If you didn’t already know it, you may be learning that it is crammed with so many theories that it’s doubtful there is any one location where you can view them all. Many of them are someone’s personal “discovery,” often packaged into a 30-minute video promising the ultimate Truth about what to eat—if you can make it to the end.

Having confessed to being a Negative Norman on nutrition, let me say that it can also be exhilarating. Since there is no clear scientific consensus (and even where there is, it’s never final), opening your mind to discovery can lead you to unexpected insights that make sense and spark curiosity.

The joy is in the search— the little bits of treasure you dig up that make it both fun and good for the mind.

A new bestseller offers a way to think about this: Dan Brown’s The Secret of Secrets. It’s sold more than 250 million copies worldwide and hypothesizes that by simply quieting the brain’s defenses against new information, we can tap into a consciousness that exists beyond ourselves—and find it rapturous.

Most scientists dismiss this science, known as “noetics,” as pseudoscience because it can’t be replicated. There’s plenty of pseudoscience around, but noetics isn’t that. Because noetics believers admit that it cannot be replicated it would be more like trans-science. Either way, it doesn’t take the fun out of the book.

Even outside of nutrition, most of us know someone that must constantly prove they are right—arguing over practically everything in a tiresome way. They often obtain their convictions through their own confirmation bias, seeking verification for their first thoughts and impressions in everything they see, read, or hear. This is standard operating procedure for many politicians, professors, and scientists who use our confirmation biases to target us—and often fall victim to them too.

They live in a mental straitjacket, comforted like a dog in a Thunder Shirt against the scary world of new ideas.

Back to Dan Brown.

He certainly hasn’t proven that consciousness exists outside of our physical brain, but if we open ourselves to ideas from others, even ones that are universally despised—life becomes far more interesting.
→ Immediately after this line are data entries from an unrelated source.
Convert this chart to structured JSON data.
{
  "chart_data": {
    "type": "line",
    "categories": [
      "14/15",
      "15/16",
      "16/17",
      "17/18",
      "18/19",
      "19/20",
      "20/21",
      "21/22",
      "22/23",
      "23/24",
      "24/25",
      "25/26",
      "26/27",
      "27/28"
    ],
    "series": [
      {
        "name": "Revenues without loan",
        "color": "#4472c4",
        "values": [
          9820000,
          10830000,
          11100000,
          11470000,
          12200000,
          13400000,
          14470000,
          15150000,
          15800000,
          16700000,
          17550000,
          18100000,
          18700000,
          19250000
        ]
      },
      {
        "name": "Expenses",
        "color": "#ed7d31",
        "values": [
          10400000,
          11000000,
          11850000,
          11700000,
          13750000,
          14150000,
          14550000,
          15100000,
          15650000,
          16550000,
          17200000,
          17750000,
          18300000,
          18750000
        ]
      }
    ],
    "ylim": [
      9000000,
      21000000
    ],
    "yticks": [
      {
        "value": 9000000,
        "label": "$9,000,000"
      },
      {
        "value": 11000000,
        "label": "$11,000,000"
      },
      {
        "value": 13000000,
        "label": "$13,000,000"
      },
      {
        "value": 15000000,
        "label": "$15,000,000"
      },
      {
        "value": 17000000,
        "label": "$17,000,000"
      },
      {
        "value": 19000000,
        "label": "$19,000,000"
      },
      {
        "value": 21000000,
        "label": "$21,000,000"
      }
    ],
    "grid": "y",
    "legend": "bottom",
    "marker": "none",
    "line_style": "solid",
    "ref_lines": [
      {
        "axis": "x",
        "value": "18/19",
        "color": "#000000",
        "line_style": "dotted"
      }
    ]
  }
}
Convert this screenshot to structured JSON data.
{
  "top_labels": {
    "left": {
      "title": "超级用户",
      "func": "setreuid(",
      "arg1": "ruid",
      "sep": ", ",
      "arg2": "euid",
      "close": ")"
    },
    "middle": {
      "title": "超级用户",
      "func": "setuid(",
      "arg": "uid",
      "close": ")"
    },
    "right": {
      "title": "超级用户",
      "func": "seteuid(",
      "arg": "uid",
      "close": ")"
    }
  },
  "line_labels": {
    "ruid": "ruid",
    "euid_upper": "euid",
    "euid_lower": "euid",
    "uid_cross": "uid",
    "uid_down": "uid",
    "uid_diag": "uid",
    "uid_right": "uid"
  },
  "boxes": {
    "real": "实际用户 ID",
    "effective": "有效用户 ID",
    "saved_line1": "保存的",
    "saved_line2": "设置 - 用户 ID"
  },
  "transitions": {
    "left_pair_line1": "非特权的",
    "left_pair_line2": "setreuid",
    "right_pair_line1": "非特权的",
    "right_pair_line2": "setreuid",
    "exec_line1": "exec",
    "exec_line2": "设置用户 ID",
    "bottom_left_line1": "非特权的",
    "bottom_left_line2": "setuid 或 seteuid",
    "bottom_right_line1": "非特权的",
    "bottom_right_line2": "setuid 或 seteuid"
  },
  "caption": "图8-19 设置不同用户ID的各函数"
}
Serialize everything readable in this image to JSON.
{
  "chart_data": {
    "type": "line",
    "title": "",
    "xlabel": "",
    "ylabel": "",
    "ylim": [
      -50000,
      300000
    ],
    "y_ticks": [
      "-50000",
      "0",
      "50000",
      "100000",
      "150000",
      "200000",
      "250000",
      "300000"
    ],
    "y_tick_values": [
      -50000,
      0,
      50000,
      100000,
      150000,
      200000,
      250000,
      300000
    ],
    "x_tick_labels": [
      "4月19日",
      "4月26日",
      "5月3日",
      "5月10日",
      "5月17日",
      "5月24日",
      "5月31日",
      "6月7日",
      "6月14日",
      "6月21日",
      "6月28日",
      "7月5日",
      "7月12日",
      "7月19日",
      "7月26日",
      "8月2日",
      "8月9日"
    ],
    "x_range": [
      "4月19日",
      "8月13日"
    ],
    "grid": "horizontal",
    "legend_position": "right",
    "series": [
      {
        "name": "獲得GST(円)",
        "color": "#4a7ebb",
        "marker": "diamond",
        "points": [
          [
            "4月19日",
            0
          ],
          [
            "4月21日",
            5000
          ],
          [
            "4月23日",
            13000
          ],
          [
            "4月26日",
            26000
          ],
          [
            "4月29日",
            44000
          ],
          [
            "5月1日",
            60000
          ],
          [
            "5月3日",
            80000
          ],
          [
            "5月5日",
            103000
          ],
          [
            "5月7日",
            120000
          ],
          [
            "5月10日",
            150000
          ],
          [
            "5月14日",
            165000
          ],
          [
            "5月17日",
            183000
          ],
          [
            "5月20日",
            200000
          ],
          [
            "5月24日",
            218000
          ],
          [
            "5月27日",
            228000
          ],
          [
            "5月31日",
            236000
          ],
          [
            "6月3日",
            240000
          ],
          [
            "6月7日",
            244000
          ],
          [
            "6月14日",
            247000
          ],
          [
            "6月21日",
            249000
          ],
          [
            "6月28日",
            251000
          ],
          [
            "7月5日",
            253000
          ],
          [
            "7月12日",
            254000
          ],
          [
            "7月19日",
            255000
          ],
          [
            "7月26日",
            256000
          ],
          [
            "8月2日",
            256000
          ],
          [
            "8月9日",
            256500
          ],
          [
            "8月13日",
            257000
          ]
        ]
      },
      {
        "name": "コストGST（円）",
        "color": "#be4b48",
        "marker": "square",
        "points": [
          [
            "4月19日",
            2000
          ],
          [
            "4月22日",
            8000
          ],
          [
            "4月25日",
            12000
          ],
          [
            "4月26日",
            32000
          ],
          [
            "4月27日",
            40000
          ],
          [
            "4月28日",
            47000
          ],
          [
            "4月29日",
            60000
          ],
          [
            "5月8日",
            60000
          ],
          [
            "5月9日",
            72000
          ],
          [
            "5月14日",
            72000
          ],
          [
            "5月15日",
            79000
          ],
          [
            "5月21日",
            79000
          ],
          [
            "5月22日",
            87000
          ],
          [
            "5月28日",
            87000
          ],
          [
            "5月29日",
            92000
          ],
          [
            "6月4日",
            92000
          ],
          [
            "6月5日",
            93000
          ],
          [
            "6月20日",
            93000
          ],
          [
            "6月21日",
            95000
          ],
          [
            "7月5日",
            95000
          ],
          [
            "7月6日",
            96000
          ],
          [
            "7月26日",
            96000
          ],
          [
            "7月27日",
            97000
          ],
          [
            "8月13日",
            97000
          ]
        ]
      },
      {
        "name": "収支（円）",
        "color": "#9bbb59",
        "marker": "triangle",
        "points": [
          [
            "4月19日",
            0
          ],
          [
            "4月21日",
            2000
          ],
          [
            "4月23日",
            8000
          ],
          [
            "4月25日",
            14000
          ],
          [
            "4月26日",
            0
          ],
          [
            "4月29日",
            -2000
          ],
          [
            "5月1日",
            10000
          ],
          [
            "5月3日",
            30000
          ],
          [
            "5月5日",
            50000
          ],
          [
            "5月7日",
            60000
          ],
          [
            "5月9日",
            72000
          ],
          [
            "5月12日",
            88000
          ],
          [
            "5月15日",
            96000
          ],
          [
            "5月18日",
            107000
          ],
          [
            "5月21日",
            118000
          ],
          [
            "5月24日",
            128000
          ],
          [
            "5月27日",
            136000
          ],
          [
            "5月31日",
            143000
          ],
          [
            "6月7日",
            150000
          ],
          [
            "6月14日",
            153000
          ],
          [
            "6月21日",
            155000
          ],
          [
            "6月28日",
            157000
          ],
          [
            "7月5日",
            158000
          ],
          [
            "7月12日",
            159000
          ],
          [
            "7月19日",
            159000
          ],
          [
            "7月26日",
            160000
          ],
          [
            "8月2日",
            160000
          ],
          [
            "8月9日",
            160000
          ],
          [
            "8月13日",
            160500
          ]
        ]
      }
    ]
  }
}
Rather than tightening our mental straitjacket every morning to ward off evil thoughts, we resolve to be seekers.

Whatever your current convictions about nutrition, open yourself up to alternative thoughts.

As a warm-up exercise, pick a recent president, or just a prominent politician, that you think is one of the worst ever (c’mon, you know you have a least one). Now use your negative capabilities—the ability to hold opposing ideas without immediately resolving them—to find something positive or morally admirable about that person.

Now apply the same to nutrition. Pick a dietary theory that you don’t subscribe to, e.g., high protein/low fat, fasting, vegetarian, Paleo (whole, unprocessed foods), or low carbohydrate/high fat foods. With fresh eyes, go read about the evidence behind it and see if it may be right for you.

The point is to begin to open your mind to all possibilities. You may decide—based on your gut, reason, balance of evidence, or a sense of costs and benefits—which dietary theory to follow. The point is, you won’t be the person insisting that you are right and everyone else is wrong; you will be a seeker of truth, open to different viewpoints. Even better, you don’t have to stick with your choices as more information becomes available.

Read The Secret of Secrets. Imagine it is right. Then go find evidence that shows that it is right (maybe start with Edgar Cayce); and evidence that shows it’s wrong.